Program Your Synth Like a Pro: Filters
Now that you’ve developed a unique sound from your sound source, you’re ready to make it even more unique through the use of modifiers. Depending on your synth equipment, there’s a good chance that you can utilize multiple modifiers to create a very specific sound that will help you accomplish the goal that you’re working toward. For many synth sounds, the first modifier that is utilized is a filter.
The proper use of a filter is where the amateurs get separated from the pros. Here’s why.
Maximize the Usage of Your Synth’s Filter
Many people who start experimenting with a synth look at the filter as a basic means of manipulating the sound, but it is much more than that. Just as the waveform adjustments at the sound source can add harmonics to the audio path you’ve generated, a filter’s job is to take away specific harmonics from the sound. You might have heard of the term “subtractive synthesis.” This is why that term was created!
Most synths have at least one filter that you can adjust to change which harmonics you want to have removed from the sound. This is where you will be able to change your sound through:
- adjusting the filter resonance,
- changing the slope of the harmonics itself,
- adjusting the cutoff frequency of the harmonics, and
- choosing which harmonics you want to filter out.
These four basic components are on most synths. You may have other filter adjustments you can make, but these are the four you’ll need to master to program your synth like a pro.
No Matter What, You’ve Got a Low Pass Filter
Most synths will allow you to choose which filter you want to implement, but not every synth does. If you just have one filter on your synth, then you’ve got a Low Pass filter. This filter helps to eliminate some of the higher frequency harmonics that have originated from the source sound. What you’re doing is creating a frequency slope in regards to the sounds that remain audible as the path goes through the filter. Low pass filters allow lower frequencies to pass through the filter to the next stop on the path you’re creating. On the other hand, a High Pass filter would do the opposite, allowing higher frequencies through while blocking lower frequencies.
Can You Manipulate the Subtractive Synthesis Even More?
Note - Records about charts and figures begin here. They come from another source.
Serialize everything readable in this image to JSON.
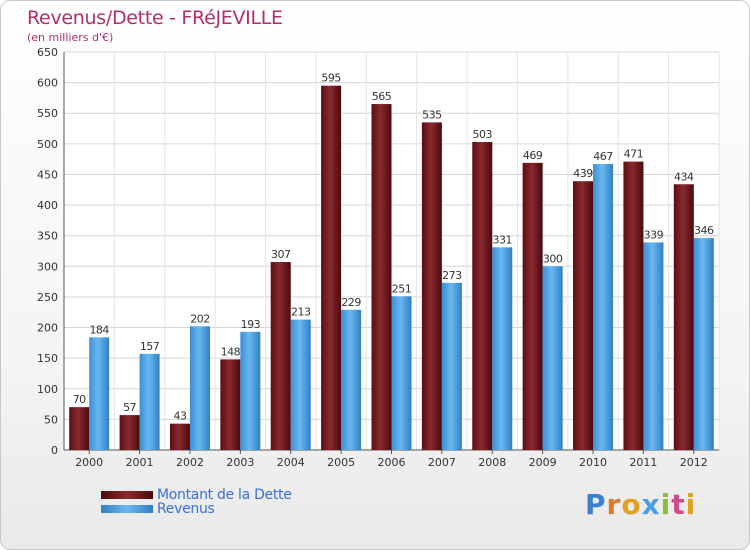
{
  "chart_data": {
    "type": "bar",
    "title": "Revenus/Dette - FRéJEVILLE",
    "subtitle": "(en milliers d'€)",
    "categories": [
      "2000",
      "2001",
      "2002",
      "2003",
      "2004",
      "2005",
      "2006",
      "2007",
      "2008",
      "2009",
      "2010",
      "2011",
      "2012"
    ],
    "series": [
      {
        "name": "Montant de la Dette",
        "color": "#7a1a20",
        "values": [
          70,
          57,
          43,
          148,
          307,
          595,
          565,
          535,
          503,
          469,
          439,
          471,
          434
        ]
      },
      {
        "name": "Revenus",
        "color": "#4da3e6",
        "values": [
          184,
          157,
          202,
          193,
          213,
          229,
          251,
          273,
          331,
          300,
          467,
          339,
          346
        ]
      }
    ],
    "ylim": [
      0,
      650
    ],
    "ytick_step": 50,
    "grid": true,
    "legend": "bottom-left"
  },
  "logo": {
    "letters": [
      {
        "ch": "P",
        "color": "#3a7fd0"
      },
      {
        "ch": "r",
        "color": "#e07a2a"
      },
      {
        "ch": "o",
        "color": "#e0a020"
      },
      {
        "ch": "x",
        "color": "#4aa0e0"
      },
      {
        "ch": "i",
        "color": "#8bbd3a"
      },
      {
        "ch": "t",
        "color": "#d04a8a"
      },
      {
        "ch": "i",
        "color": "#e0a020"
      }
    ]
  }
}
Maybe you’ve got a cutoff frequency that you can implement with your filter. If so, then you can adjust where the cutoff of the frequencies that can pass through the filter are located. You’re essentially using this control to allow more frequencies or to block more frequencies that the filter allows to pass through onto the next stage of the audio path you’re creating.
You can also adjust the slope, which is sometimes called the roll-off, of sounds that occur after you’ve finalized the cutoff frequency filter. This filter adjustment controls the attenuation, or the steepness of the sound slope, allowing more frequencies to proceed through the filter.
The resonance of the sound can also be controlled through the filter on some synths. This control lets you boost the specific frequencies at the cutoff frequency that you’ve implemented. If you’re a singer, it would be like increasing the sounds of the lead vocalist while the backup vocalists continue to sing at the same volume. It puts a “spike,” if you will, in the sound slope you’ve created, right at that cutoff frequency.
Filters Make an Audio Path Truly Unique
There are literally millions of variations in sound frequencies that a filter can create for you, even with just a basic synth. Mastering these variations will not only help you program your synth like a pro, but also help you create those perfect sounds that you want for your composition or other need. Start building your own unique audio path today.